Intravenous leiomyomatosis is an unusual smooth muscle neoplasm with quasi-malignant intravascular growth but a histologically banal appearance. Herein, we report expression and molecular cytogenetic analyses of a series of 12 intravenous leiomyomatosis cases to better understand the pathogenesis of intravenous leiomyomatosis. All cases were analyzed for the expression of HMGA2, MDM2, and CDK4 proteins by immunohistochemistry based on our previous finding of der(14)t(12;14)(q14.3;q24) in intravenous leiomyomatosis. Seven of 12 (58%) intravenous leiomyomatosis cases expressed HMGA2, and none expressed MDM2 or CDK4. Colocalization of hybridization signals for probes from the HMGA2 locus (12q14.3) and from 14q24 by interphase fluorescence in situ hybridization (FISH) was detected in a mean of 89.2% of nuclei in HMGA2-positive cases by immunohistochemistry, but in only 12.4% of nuclei in negative cases, indicating an association of HMGA2 expression and this chromosomal rearrangement ( P =8.24 × 10 −10 ).
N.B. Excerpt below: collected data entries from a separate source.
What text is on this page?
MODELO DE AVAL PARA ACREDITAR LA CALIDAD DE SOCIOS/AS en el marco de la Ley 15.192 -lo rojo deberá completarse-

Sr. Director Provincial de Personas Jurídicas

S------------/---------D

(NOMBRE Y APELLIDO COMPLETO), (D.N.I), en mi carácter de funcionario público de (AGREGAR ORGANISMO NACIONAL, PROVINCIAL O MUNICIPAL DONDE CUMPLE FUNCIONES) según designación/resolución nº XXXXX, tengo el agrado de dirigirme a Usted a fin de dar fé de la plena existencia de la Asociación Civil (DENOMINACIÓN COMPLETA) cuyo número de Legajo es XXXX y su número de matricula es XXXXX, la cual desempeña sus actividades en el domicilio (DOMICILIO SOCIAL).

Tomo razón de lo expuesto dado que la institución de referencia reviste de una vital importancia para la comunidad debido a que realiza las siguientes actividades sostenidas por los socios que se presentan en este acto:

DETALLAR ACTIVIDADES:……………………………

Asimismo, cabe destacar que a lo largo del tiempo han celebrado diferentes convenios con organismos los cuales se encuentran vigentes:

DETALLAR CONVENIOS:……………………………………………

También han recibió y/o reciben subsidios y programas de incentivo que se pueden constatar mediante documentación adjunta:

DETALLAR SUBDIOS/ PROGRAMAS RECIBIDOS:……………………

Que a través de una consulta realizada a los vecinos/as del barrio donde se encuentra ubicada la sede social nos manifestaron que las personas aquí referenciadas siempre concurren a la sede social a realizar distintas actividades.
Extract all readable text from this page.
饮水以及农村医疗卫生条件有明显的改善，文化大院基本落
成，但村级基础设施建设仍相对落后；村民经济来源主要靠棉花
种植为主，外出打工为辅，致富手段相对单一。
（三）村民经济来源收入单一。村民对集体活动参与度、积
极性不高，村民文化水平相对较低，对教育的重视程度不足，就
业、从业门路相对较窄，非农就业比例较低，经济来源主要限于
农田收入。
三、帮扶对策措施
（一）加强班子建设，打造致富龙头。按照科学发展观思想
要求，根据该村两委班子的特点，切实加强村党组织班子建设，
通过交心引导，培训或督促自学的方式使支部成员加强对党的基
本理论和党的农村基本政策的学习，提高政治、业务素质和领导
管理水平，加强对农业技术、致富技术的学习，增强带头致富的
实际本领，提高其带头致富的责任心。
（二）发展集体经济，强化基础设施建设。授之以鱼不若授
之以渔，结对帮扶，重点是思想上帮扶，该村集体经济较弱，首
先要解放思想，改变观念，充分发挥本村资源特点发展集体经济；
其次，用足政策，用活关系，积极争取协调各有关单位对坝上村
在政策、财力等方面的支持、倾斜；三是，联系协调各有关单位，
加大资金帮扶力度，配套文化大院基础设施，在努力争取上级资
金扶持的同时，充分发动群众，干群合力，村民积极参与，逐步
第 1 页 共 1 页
Four HMGA2-positive cases had greater than two HMGA2 hybridization signals per cell. No cases showed loss of a hybridization signal by interphase FISH for the frequently deleted region of 7q22 in uterine leiomyomata. One intravenous leiomyomatosis case analyzed by array comparative genomic hybridization revealed complex copy number variations. Finally, expression profiling was performed on three intravenous leiomyomatosis cases. Interestingly, hierarchical cluster analysis of the expression profiles revealed segregation of the intravenous leiomyomatosis cases with leiomyosarcoma rather than with myometrium, uterine leiomyoma of the usual histological type, or plexiform leiomyoma. These findings suggest that intravenous leiomyomatosis cases share some molecular cytogenetic characteristics with uterine leiomyoma, and expression profiles similar to that of leiomyosarcoma cases, further supporting their intermediate, quasi-malignant behavior.